Secondo la leggenda il nome “Trepuzzi” deriva dal latino “tripudium”, indicante quindi un luogo dove si consumavano banchetti dionisiaci, ma certo è solo il riferimento del toponimo a tre pozzi. Tale tesi si prova a dimostrare nel libro che sarà presentato questa sera, alle 20, in largo Margherita, nel paese sito a nord di Lecce, nell’ambito della terza edizione della rassegna “Leggere per vivere”, intitolato “Trepuzze – Tre pozzi – Trepuzzi. Storia di un nome”, scritto da Nicola Calso, edito da Maffei.

Relatori saranno il professore Giacomo Fronzi, consigliere comunale, e l’architetto Mario Cazzato, storico dell’arte; moderatore Alessandro Capodieci, presidente del locale Consiglio comunale, saluti del sindaco Giuseppe Taurino.

Interverrà anche l’autore, che poi a ogni partecipante regalerà una copia del libro.

 

Sotto i riflettori sei capitoli di toponomastica, vergati con la passione del ricercatore che caratterizza Calso, studioso autodidatta, indagatore dell’antichità salentina, apprezzato già in occasione di altri suoi testi.

Il ricercatore colloca nel territorio “La Papara” il casale Firmigliano, distrutto da Guglielmo il Malo per lasciar spazio al sorgere di Trepuzzi. «Per scrivere questo saggio – racconta l’autore – ho scovato minuziosamente prove archeologico-documentarie, tra cui quella di un’origine di Trepuzzi rinvenibile nella zona in cui sorge la chiesa di Sant’Angelo, risalente ad un primitivo nucleo di famiglie longobarde. E ho trovato nel 1190 il primo riferimento a Trepuzzi quale centro fortificato, dotato di un’autonomia amministrativa, abitato da poche decine di persone».

 

Al periodo aragonese invece risale la residenza rurale di Antonio De Ferraris, detto il Galateo, in Trepuzzi: la “triputeana villula”, da cui il medico e filosofo si muoveva per le ricerche archeologiche su Valesio. «Lì appare il toponimo “Trepozzi”, indicante i tre pozzi, forse quelli di cui Cosimo De Giorgi alla fine del 1800 verificò l’esistenza a largo Margherita – riferisce Calso – E gli stemmi nobiliari fanno propendere per la derivazione del nome del paese dai tre pozzi».

 

Nel libro si trovano preziose cartine geografiche antiche e un glossario, a conferma del meticoloso lavoro svolto da Calso. Il quale svela reperti archeologici troppo in fretta secretati e di cui pubblica le foto:«Mentre si erigeva la chiesa di Sant’Angelo fu trovata, nel 1961, una tomba. Questa fu subito occultata, ma anni dopo se ne scoprirono sette».

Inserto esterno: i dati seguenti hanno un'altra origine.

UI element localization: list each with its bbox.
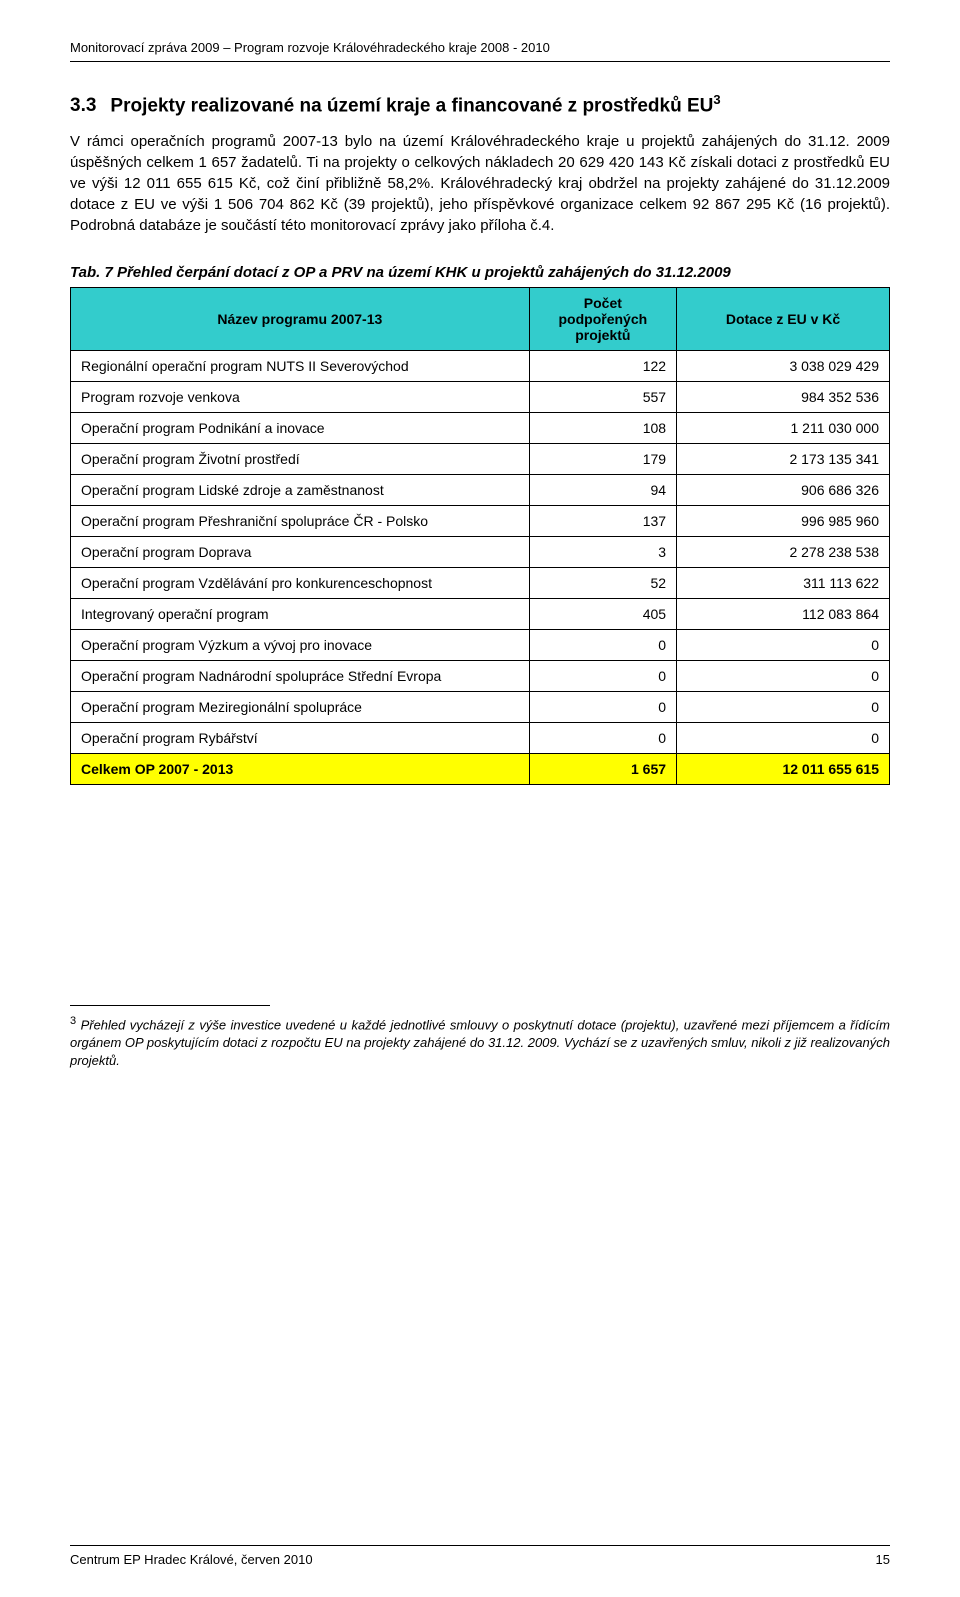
- cell-name: Operační program Podnikání a inovace: [71, 413, 530, 444]
- table-header-row: Název programu 2007-13 Počet podpořených…: [71, 288, 890, 351]
- cell-dot: 112 083 864: [677, 599, 890, 630]
- cell-dot: 996 985 960: [677, 506, 890, 537]
- cell-name: Operační program Doprava: [71, 537, 530, 568]
- table-row: Operační program Výzkum a vývoj pro inov…: [71, 630, 890, 661]
- cell-name: Operační program Přeshraniční spolupráce…: [71, 506, 530, 537]
- footnote-separator: [70, 1005, 270, 1006]
- col-header-name: Název programu 2007-13: [71, 288, 530, 351]
- footer-right: 15: [876, 1552, 890, 1567]
- table-caption: Tab. 7 Přehled čerpání dotací z OP a PRV…: [70, 264, 890, 281]
- footer-left: Centrum EP Hradec Králové, červen 2010: [70, 1552, 313, 1567]
- table-row: Operační program Vzdělávání pro konkuren…: [71, 568, 890, 599]
- table-row: Operační program Rybářství00: [71, 723, 890, 754]
- cell-name: Integrovaný operační program: [71, 599, 530, 630]
- table-row: Operační program Lidské zdroje a zaměstn…: [71, 475, 890, 506]
- table-row: Operační program Meziregionální spoluprá…: [71, 692, 890, 723]
- page-header: Monitorovací zpráva 2009 – Program rozvo…: [70, 40, 890, 62]
- cell-count: 3: [529, 537, 676, 568]
- cell-count: 52: [529, 568, 676, 599]
- table-row: Operační program Přeshraniční spolupráce…: [71, 506, 890, 537]
- cell-name: Operační program Výzkum a vývoj pro inov…: [71, 630, 530, 661]
- cell-dot: 906 686 326: [677, 475, 890, 506]
- cell-name: Operační program Vzdělávání pro konkuren…: [71, 568, 530, 599]
- total-cell-dot: 12 011 655 615: [677, 754, 890, 785]
- section-title-text: Projekty realizované na území kraje a fi…: [110, 95, 713, 116]
- cell-count: 0: [529, 630, 676, 661]
- cell-count: 137: [529, 506, 676, 537]
- section-number: 3.3: [70, 95, 96, 117]
- section-heading: 3.3 Projekty realizované na území kraje a…: [70, 92, 890, 117]
- table-total-row: Celkem OP 2007 - 20131 65712 011 655 615: [71, 754, 890, 785]
- col-header-dot: Dotace z EU v Kč: [677, 288, 890, 351]
- table-row: Integrovaný operační program405112 083 8…: [71, 599, 890, 630]
- page: Monitorovací zpráva 2009 – Program rozvo…: [0, 0, 960, 1597]
- total-cell-count: 1 657: [529, 754, 676, 785]
- footnote-text: Přehled vycházejí z výše investice uvede…: [70, 1018, 890, 1068]
- section-sup: 3: [713, 92, 720, 107]
- cell-name: Operační program Nadnárodní spolupráce S…: [71, 661, 530, 692]
- cell-name: Program rozvoje venkova: [71, 382, 530, 413]
- cell-name: Operační program Lidské zdroje a zaměstn…: [71, 475, 530, 506]
- cell-dot: 0: [677, 661, 890, 692]
- cell-count: 0: [529, 723, 676, 754]
- table-row: Program rozvoje venkova557984 352 536: [71, 382, 890, 413]
- cell-name: Regionální operační program NUTS II Seve…: [71, 351, 530, 382]
- cell-name: Operační program Životní prostředí: [71, 444, 530, 475]
- cell-count: 557: [529, 382, 676, 413]
- footnote: 3 Přehled vycházejí z výše investice uve…: [70, 1014, 890, 1069]
- cell-count: 0: [529, 661, 676, 692]
- cell-dot: 2 173 135 341: [677, 444, 890, 475]
- cell-count: 94: [529, 475, 676, 506]
- cell-dot: 0: [677, 630, 890, 661]
- table-body: Regionální operační program NUTS II Seve…: [71, 351, 890, 785]
- cell-dot: 984 352 536: [677, 382, 890, 413]
- body-paragraph: V rámci operačních programů 2007-13 bylo…: [70, 131, 890, 236]
- cell-count: 405: [529, 599, 676, 630]
- footnote-sup: 3: [70, 1015, 76, 1027]
- total-cell-name: Celkem OP 2007 - 2013: [71, 754, 530, 785]
- data-table: Název programu 2007-13 Počet podpořených…: [70, 287, 890, 785]
- table-row: Operační program Doprava32 278 238 538: [71, 537, 890, 568]
- table-row: Operační program Nadnárodní spolupráce S…: [71, 661, 890, 692]
- cell-dot: 0: [677, 723, 890, 754]
- cell-name: Operační program Meziregionální spoluprá…: [71, 692, 530, 723]
- cell-count: 108: [529, 413, 676, 444]
- cell-name: Operační program Rybářství: [71, 723, 530, 754]
- cell-count: 0: [529, 692, 676, 723]
- table-row: Operační program Podnikání a inovace1081…: [71, 413, 890, 444]
- table-row: Operační program Životní prostředí1792 1…: [71, 444, 890, 475]
- cell-dot: 1 211 030 000: [677, 413, 890, 444]
- cell-dot: 311 113 622: [677, 568, 890, 599]
- cell-count: 122: [529, 351, 676, 382]
- cell-dot: 2 278 238 538: [677, 537, 890, 568]
- col-header-count: Počet podpořených projektů: [529, 288, 676, 351]
- cell-count: 179: [529, 444, 676, 475]
- cell-dot: 3 038 029 429: [677, 351, 890, 382]
- cell-dot: 0: [677, 692, 890, 723]
- table-row: Regionální operační program NUTS II Seve…: [71, 351, 890, 382]
- page-footer: Centrum EP Hradec Králové, červen 2010 1…: [70, 1545, 890, 1567]
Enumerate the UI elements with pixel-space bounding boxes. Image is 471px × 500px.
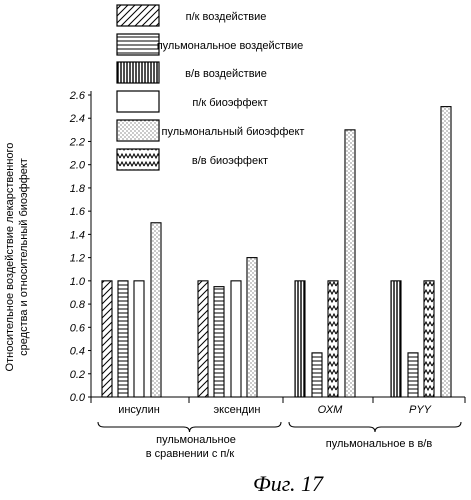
group-label-2: пульмональное в в/в (326, 438, 433, 450)
bars (101, 106, 452, 398)
y-tick-label: 0.8 (70, 299, 86, 311)
y-tick-label: 2.0 (69, 160, 86, 172)
bar-рyy-vertical (390, 280, 402, 398)
bar-инсулин-dots (150, 222, 162, 398)
bar-инсулин-diagonal (101, 280, 113, 398)
y-tick-label: 1.8 (70, 183, 86, 195)
group-label-1-line1: пульмональное (156, 434, 236, 446)
bar-эксендин-blank (230, 280, 242, 398)
legend: п/к воздействие пульмональное воздействие… (116, 4, 305, 171)
legend-swatch-dots (116, 119, 160, 142)
y-tick-label: 0.6 (70, 322, 86, 334)
y-tick-label: 1.2 (70, 253, 85, 265)
y-tick-label: 1.4 (70, 229, 85, 241)
group-label-1-line2: в сравнении с п/к (146, 448, 235, 460)
bar-рyy-horizontal (407, 352, 419, 398)
legend-swatch-wave (116, 148, 160, 171)
y-tick-label: 1.6 (70, 206, 86, 218)
y-tick-label: 2.6 (69, 90, 86, 102)
x-tick-label-3: ОХМ (318, 404, 344, 416)
brace-group-1 (97, 421, 282, 433)
bar-рyy-wave (423, 280, 435, 398)
bar-эксендин-dots (246, 257, 258, 398)
y-tick-label: 0.0 (70, 392, 86, 404)
y-tick-label: 2.2 (69, 136, 85, 148)
y-tick-label: 2.4 (69, 113, 85, 125)
bar-охм-horizontal (311, 352, 323, 398)
legend-label-3: в/в воздействие (185, 68, 267, 80)
bar-охм-wave (327, 280, 339, 398)
legend-swatch-horizontal (116, 33, 160, 56)
legend-label-2: пульмональное воздействие (157, 40, 304, 52)
y-axis-label-line1: Относительное воздействие лекарственного (4, 143, 16, 372)
bar-рyy-dots (440, 106, 452, 398)
legend-label-6: в/в биоэффект (192, 155, 268, 167)
brace-group-2 (288, 421, 462, 433)
bar-охм-dots (344, 129, 356, 398)
legend-swatch-blank (116, 90, 160, 113)
legend-label-5: пульмональный биоэффект (162, 126, 305, 138)
bar-инсулин-horizontal (117, 280, 129, 398)
bar-инсулин-blank (133, 280, 145, 398)
x-tick-label-4: РYY (409, 404, 432, 416)
bar-эксендин-diagonal (197, 280, 209, 398)
legend-swatch-vertical (116, 61, 160, 84)
y-tick-label: 1.0 (70, 276, 86, 288)
bar-охм-vertical (294, 280, 306, 398)
legend-swatch-diagonal (116, 4, 160, 27)
legend-label-4: п/к биоэффект (192, 97, 267, 109)
y-tick-label: 0.4 (70, 346, 85, 358)
legend-label-1: п/к воздействие (186, 11, 267, 23)
bar-эксендин-horizontal (213, 286, 225, 398)
y-tick-label: 0.2 (70, 369, 85, 381)
x-tick-labels: инсулин эксендин ОХМ РYY (118, 404, 431, 416)
group-braces: пульмональное в сравнении с п/к пульмональ… (97, 421, 462, 460)
figure-caption: Фиг. 17 (253, 471, 324, 496)
y-axis-label-line2: средства и относительный биоэффект (18, 158, 30, 356)
x-tick-label-2: эксендин (214, 404, 261, 416)
axes: 0.0 0.2 0.4 0.6 0.8 1.0 1.2 1.4 1.6 1.8 2.0 2.2 2.4 2… (69, 90, 466, 404)
x-tick-label-1: инсулин (118, 404, 160, 416)
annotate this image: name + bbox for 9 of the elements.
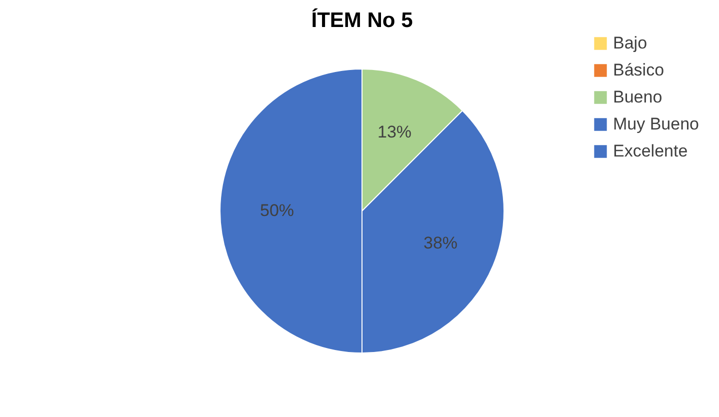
legend-label: Muy Bueno: [613, 114, 699, 134]
legend-label: Básico: [613, 60, 664, 80]
data-label: 50%: [260, 201, 294, 220]
legend-label: Excelente: [613, 142, 688, 160]
legend-label: Bueno: [613, 88, 662, 106]
legend-label: Bajo: [613, 34, 648, 52]
data-label: 13%: [378, 122, 412, 142]
chart-title: ÍTEM No 5: [311, 8, 414, 32]
data-label: 38%: [424, 234, 458, 253]
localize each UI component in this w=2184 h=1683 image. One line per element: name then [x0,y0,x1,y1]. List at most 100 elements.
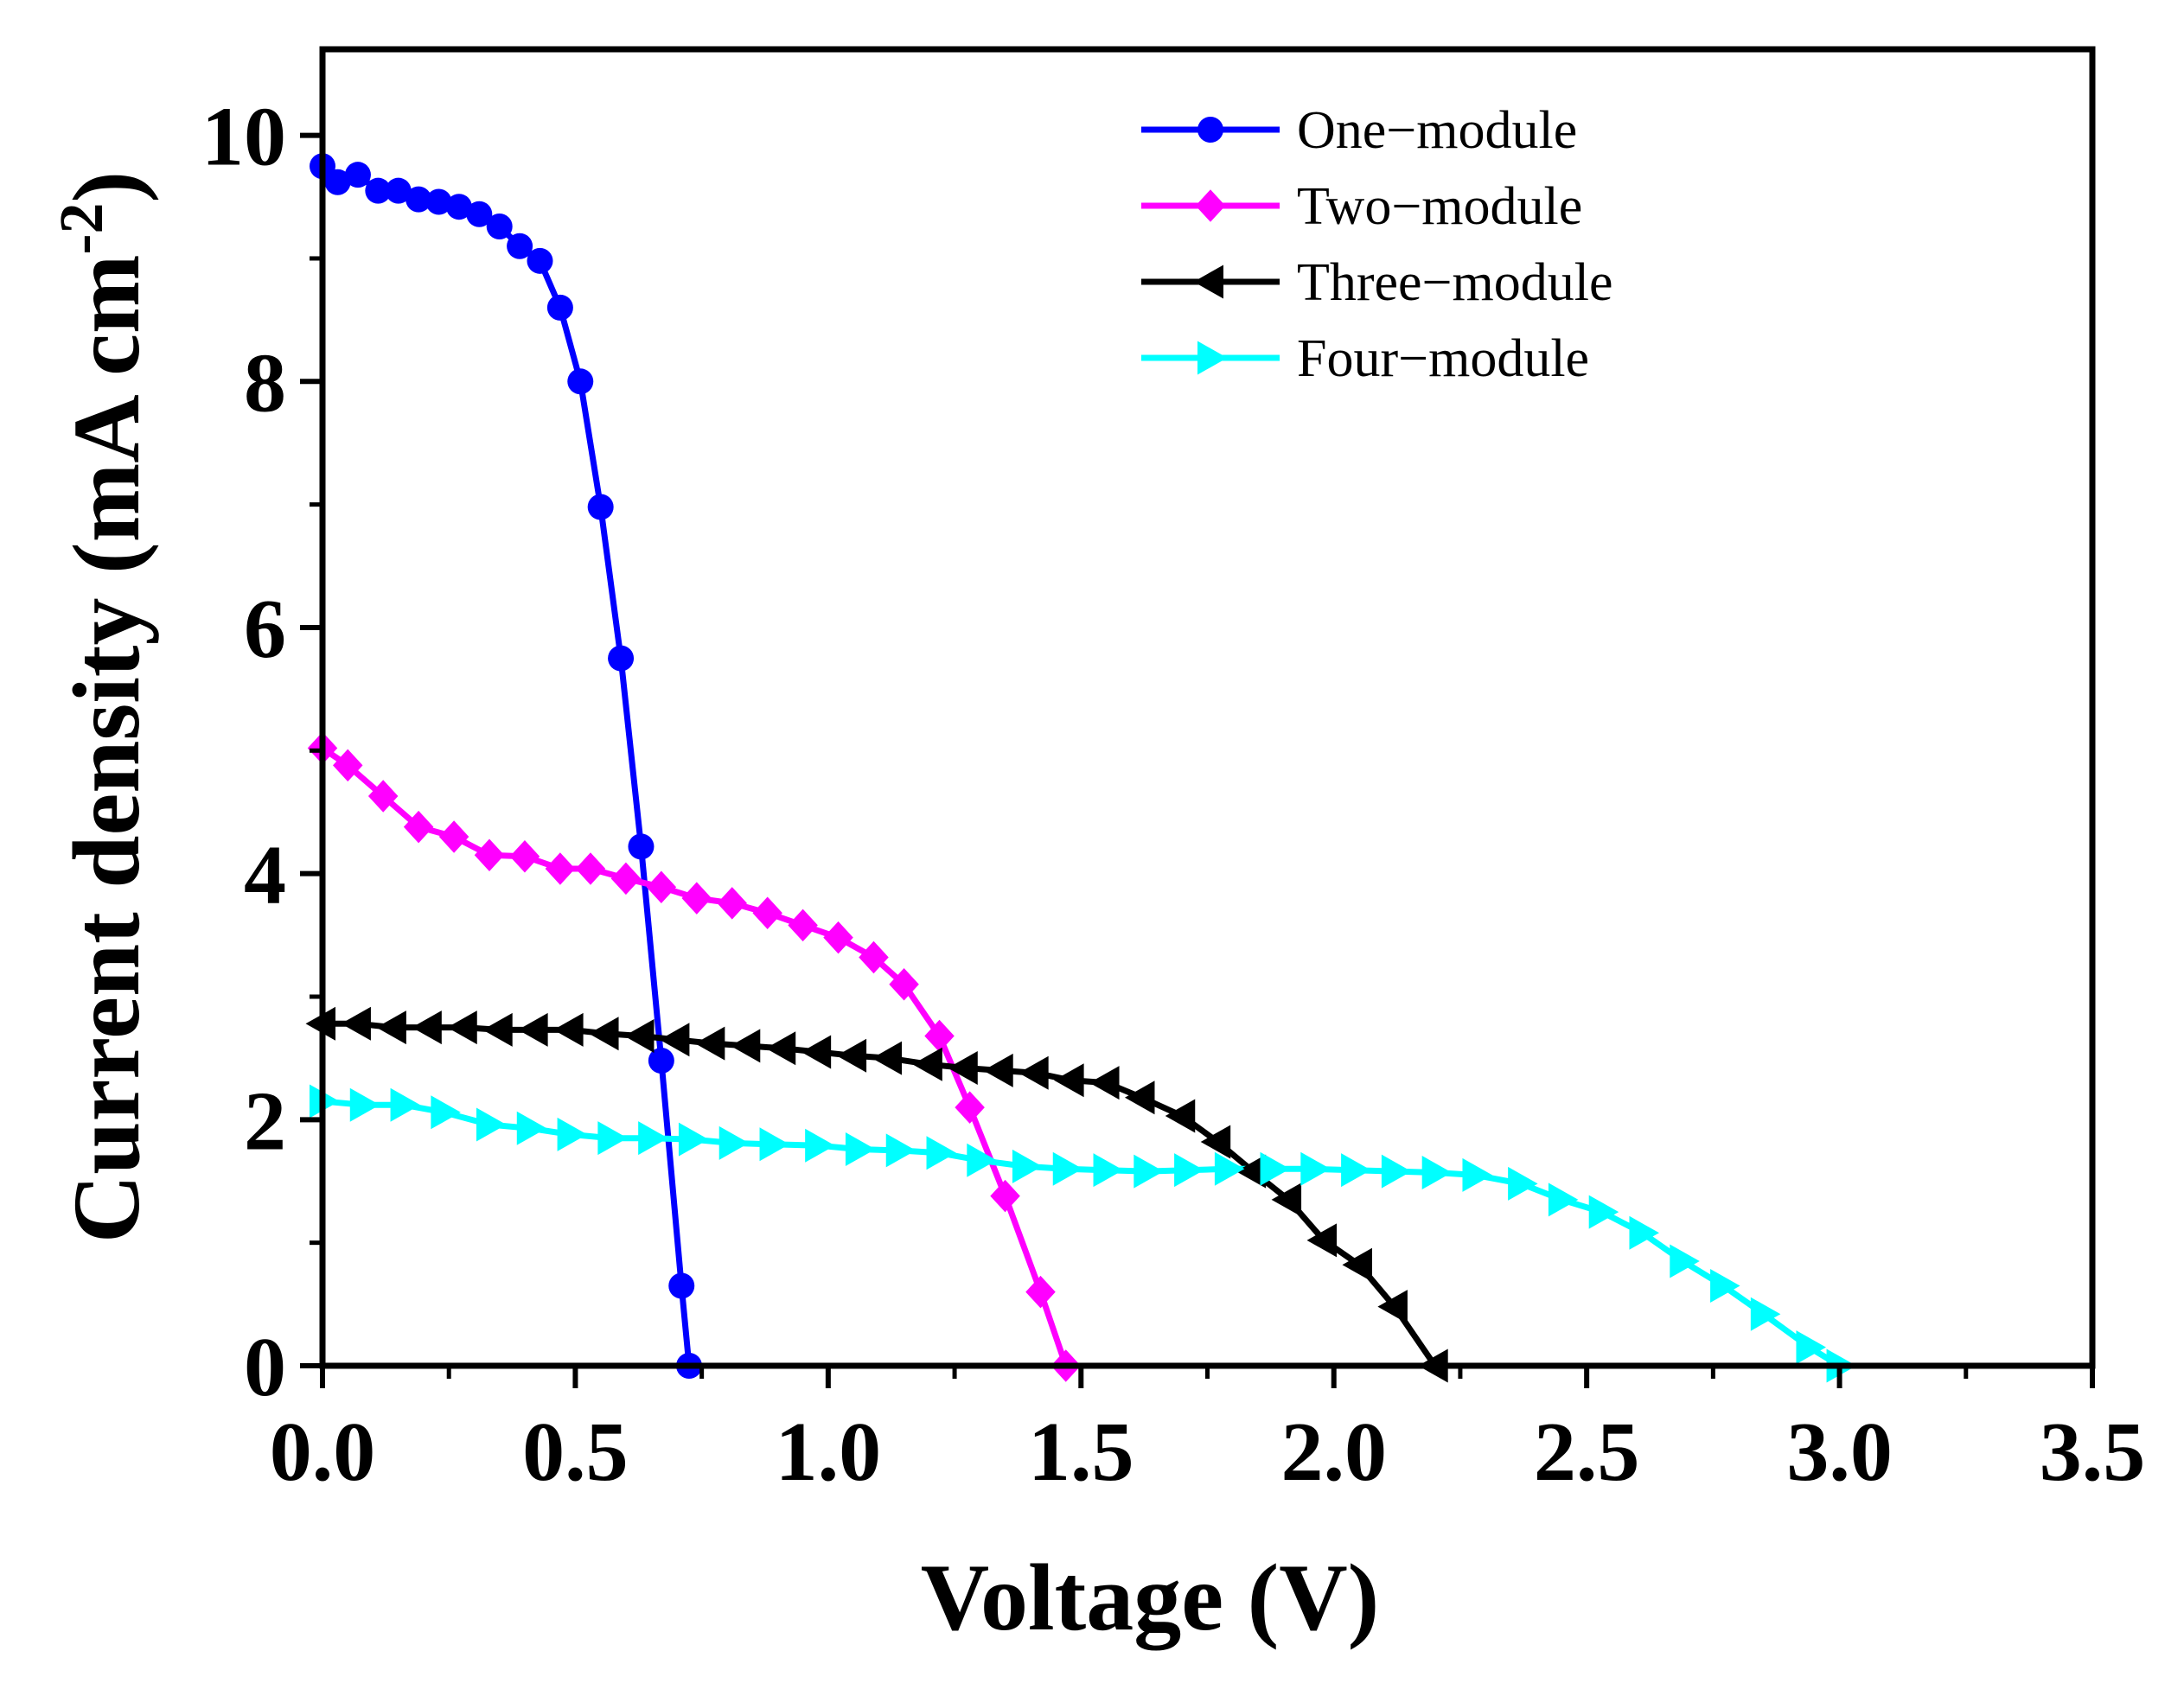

A conferma dell’esistenza di questi reperti, Calso adduce la testimonianza di don Antonio Pellegrino:«Informato della scoperta mons. Minerva (allora vescovo di Lecce; ndr), questi diede ordine di occultare il ritrovamento dell’epoca perché ne facesse sparire le tracce. Anni dopo fu inviato da Pisa un sacerdote esperto di archeologia per cercare di recuperare i reperti in questione». Tali tombe dimostrerebbero l’insediamento dei Longobardi.